Oxford Üniversitesi ve diğer araştırma kurumlarından bilim insanları, İngiltere BioBank veritabanındaki yaklaşık 500 bin katılımcının sağlık bilgilerini ve ölüm oranlarını inceledi. Araştırmacılar, yaşam koşulları, sigara kullanımı ve çalışma durumu gibi çevresel etkenlerin sağlığı nasıl şekillendirdiğini analiz etti.

Araştırmanın başyazarı, Harvard Üniversitesi’nden Dr. Austin Argentieri, “Bu hastalıkların çoğu için riski belirleyen esas unsur çevremiz ve maruz kaldığımız faktörlerdir” dedi. Argentieri, çevresel koşulları anlamaya ve değiştirmeye yönelik yatırımların, halk sağlığını büyük ölçüde iyileştirebileceğini vurguladı.

Bilim insanları, 164 çevresel faktör arasından 85’inin erken ölüm riskiyle bağlantılı olduğunu belirledi. Kan örnekleri üzerinde yapılan analizlerde, bu faktörlerin biyolojik yaşlanmayı hızlandırdığı görüldü. Bunlar arasında çocuklukta annesinin sigara içmesi, 10 yaşında kısa boylu olmak, kişinin çalışma durumu ve hane geliri gibi faktörler yer aldı.

Araştırmacılar, genetik yatkınlığın 22 büyük hastalık için yalnızca yüzde 2’lik bir etkisi olduğunu buldu. Buna karşın çevresel faktörler erken ölüm riskinde yüzde 17’lik bir rol oynadı. Akciğer, kalp ve karaciğer hastalıkları gibi birçok sağlık sorununun çevresel etkilerle gelişme ihtimali daha yüksek bulundu. Ancak meme kanseri, prostat kanseri ve demans gibi hastalıklar için genetik faktörlerin daha önemli olduğu tespit edildi.

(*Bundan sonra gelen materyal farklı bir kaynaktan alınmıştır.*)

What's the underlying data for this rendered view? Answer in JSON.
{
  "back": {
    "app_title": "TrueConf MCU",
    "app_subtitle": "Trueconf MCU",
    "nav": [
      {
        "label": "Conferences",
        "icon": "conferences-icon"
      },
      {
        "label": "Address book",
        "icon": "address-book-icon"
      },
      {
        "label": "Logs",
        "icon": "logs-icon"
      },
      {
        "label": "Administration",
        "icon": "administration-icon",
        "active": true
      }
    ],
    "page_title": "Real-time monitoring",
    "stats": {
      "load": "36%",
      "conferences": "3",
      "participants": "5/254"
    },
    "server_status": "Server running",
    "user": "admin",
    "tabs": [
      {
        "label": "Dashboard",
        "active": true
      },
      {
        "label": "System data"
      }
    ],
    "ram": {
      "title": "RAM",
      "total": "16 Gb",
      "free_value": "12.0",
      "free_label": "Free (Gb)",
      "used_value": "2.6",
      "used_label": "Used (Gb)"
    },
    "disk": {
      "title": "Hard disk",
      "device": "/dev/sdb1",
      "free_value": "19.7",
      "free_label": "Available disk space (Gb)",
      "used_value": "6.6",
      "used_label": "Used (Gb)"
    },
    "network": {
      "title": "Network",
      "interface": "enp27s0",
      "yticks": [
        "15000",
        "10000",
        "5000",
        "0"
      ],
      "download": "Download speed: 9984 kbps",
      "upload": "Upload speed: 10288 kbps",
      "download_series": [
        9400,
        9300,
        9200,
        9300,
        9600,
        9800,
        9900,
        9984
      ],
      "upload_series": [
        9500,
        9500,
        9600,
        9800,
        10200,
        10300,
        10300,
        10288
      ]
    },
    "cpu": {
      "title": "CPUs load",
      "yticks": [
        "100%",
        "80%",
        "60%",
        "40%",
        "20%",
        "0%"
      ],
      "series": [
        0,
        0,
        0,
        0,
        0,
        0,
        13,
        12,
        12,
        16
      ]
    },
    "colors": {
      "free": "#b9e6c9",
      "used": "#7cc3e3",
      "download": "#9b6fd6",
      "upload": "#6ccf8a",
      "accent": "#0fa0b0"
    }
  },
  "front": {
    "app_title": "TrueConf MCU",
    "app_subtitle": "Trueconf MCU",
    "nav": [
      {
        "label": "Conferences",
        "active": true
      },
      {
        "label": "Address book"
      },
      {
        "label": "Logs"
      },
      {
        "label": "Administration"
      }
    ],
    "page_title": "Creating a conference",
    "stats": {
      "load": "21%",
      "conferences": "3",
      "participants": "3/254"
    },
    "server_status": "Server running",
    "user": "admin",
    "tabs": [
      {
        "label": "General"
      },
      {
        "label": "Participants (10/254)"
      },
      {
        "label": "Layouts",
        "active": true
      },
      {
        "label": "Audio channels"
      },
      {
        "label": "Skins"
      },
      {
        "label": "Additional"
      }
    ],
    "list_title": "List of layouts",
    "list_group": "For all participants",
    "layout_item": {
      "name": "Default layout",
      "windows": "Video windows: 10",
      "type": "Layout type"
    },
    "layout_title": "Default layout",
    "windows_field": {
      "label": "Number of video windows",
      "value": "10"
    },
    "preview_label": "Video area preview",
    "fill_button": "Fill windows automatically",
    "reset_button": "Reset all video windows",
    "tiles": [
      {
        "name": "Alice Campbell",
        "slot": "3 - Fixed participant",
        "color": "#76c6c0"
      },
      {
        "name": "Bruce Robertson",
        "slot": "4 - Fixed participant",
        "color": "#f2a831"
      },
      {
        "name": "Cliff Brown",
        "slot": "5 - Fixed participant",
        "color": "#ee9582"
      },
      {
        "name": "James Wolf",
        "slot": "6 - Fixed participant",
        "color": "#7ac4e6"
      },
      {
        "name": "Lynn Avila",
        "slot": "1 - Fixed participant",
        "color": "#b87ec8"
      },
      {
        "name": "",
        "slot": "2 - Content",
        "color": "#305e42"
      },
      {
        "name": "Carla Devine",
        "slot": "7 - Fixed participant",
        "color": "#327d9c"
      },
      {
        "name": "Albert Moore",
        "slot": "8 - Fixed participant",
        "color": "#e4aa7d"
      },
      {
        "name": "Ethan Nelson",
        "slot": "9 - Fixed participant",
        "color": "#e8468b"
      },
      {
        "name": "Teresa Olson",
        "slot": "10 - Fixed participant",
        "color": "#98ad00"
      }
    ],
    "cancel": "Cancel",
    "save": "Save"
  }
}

Cambridge Üniversitesi’nden Dr. Stephen Burgess, çalışmanın önceki araştırmaları desteklediğini belirterek, “Genetik geleceğimizi belirlemez, ancak çevresel faktörler kaderimizi şekillendirebilir” dedi. Burgess, “Genlerimiz riski artırabilir, ancak nasıl bir yaşam sürdüğümüz, sağlığımızı belirleyen asıl faktördür” ifadelerini kullandı.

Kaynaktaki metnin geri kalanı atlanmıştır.